Independent Head ‘deceived’ by academic education?

Without wishing to enter into the debate about the issues of social mobility, here’s how one independent head unbelievably describes the vivid way he sees our current educational situation:

“If we want the brightest children from our poorest homes to fulfil their potential we must not deceive them with high grades in soft subjects or allow them to believe that going to any old university to read any subject is going to be the path to prosperity, because it’s not,” he said.

“So let us not deceive our children, and especially children from poorer homes with worthless qualifications so that they become like the citizens of Weimar Germany or Robert Mugabe’s Zimbabwe carrying their certificates around in a wheelbarrow, or produce people like those girls in the first round of X Factor who tell us they want to be the next Britney Spears but they can’t sing a note.”

5 comments on “Independent Head ‘deceived’ by academic education?

  1. This is just sloppy sensational journalism, of course he would say this, surely it would be more newsworthy if he proclaimed the value of the new vocational diplomas…?

    If you read on the rest of the article it later states that 45% of senior civil servants are privately educated – a figure I would have expected to be much higher (even though in an ideal world I feel it should be 0%).

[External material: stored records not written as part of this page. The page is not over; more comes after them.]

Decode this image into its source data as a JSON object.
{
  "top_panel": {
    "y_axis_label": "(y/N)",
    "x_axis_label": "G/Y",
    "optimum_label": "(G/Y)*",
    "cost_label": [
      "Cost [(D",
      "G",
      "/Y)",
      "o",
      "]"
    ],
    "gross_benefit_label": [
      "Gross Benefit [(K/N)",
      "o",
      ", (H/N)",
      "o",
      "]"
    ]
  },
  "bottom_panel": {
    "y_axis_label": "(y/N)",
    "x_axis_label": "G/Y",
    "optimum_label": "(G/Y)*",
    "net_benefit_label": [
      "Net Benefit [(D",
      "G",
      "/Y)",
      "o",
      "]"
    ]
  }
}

    What I don’t understand is why the media/government is so fixated on this. I really do wish we could get to a more sensible, common sense, personal and pragmatic approach to exams, i.e. what is the minimum you need to close the least number of doors in the future?

    As a teenager I honestly was not aware of “exams” until we sat our mocks at 16. I only just scraped passes in the “hard” ones (English, Maths and science) but did quite well in all the worthless soft ones I enjoyed.

    Other than allowing me a tightly restricted ticket to the next level of education I have found absolutely no other mobility value in my “hard” qualifications. My soft ones on the other hand have been like an open permit to travel anywhere I want to. Quite apart from the fantastically diverse experience of designing, making researching, evaluating, experimenting, and reporting ceramics – historically, aesthetically, industrially, culturally, economically and scientifically… my A level in pottery is formally described on the certificate as “Craft”. What a marvelous all purpose, get-me-into-anywhere statement. Whenever I’ve needed to be an artist I have been able to accentuate the creative and aesthetic, (it got me into art school). When I’ve needed to be technical I have concentrated on the scientific and practical aspects (it got me into technology and IT) and when I’ve needed to be intellectual I have pointed out the historical and cultural aspects of ceramic history (which got me accepted as an academic).

    My pottery A level and my “Combined Arts” degree (was there ever a softer and more worthless qualification?) are the “examination” equivalents of the Molesworth all purpose thank you letter (Ronald Searle’s ‘How to be Top’) With sufficient imagination they can be reconstituted to be a passport to anything I want…

    So given how completely unreliable formal exams are (you could be the best and still statistically quite easily get B’s or C’s) everyone needs to be encouraged to validate the exams they are forced to sit for themselves. And I can’t see a better way of doing this than playing the system by wasting as little time as possible making sure you have the very minimum “hard stuff” you need, and then looking for the most flexible and enjoyable “soft stuff” and remembering that it’s not the qualification, it’s how you sell it that counts!

    I wonder what the ceramic equivalent of X factor might be….?

  2. Sorry to hog the debate but I probably need to add that I’ve never tried to use this approach to join the judiciary – but for goodness sake who’d want to?

  3. Tony’s comment reminded me of Molesworth’s thank you letter by I can’t find my copy. Does anyone know of a web copy hanging virtually around?

    I found that the better my academic qualifications, the more work I’ve had to do to convince people I am not stuck in a ivory tower (difficult to do as I am in fact very much stuck in an ivory tower). I only got my first proper job in publishing because my Oxford tutor had a daughter at the same school as my Oxford publisher MD – otherwise the MD said ‘they didn’t take people with PhDs’ (and quite right too).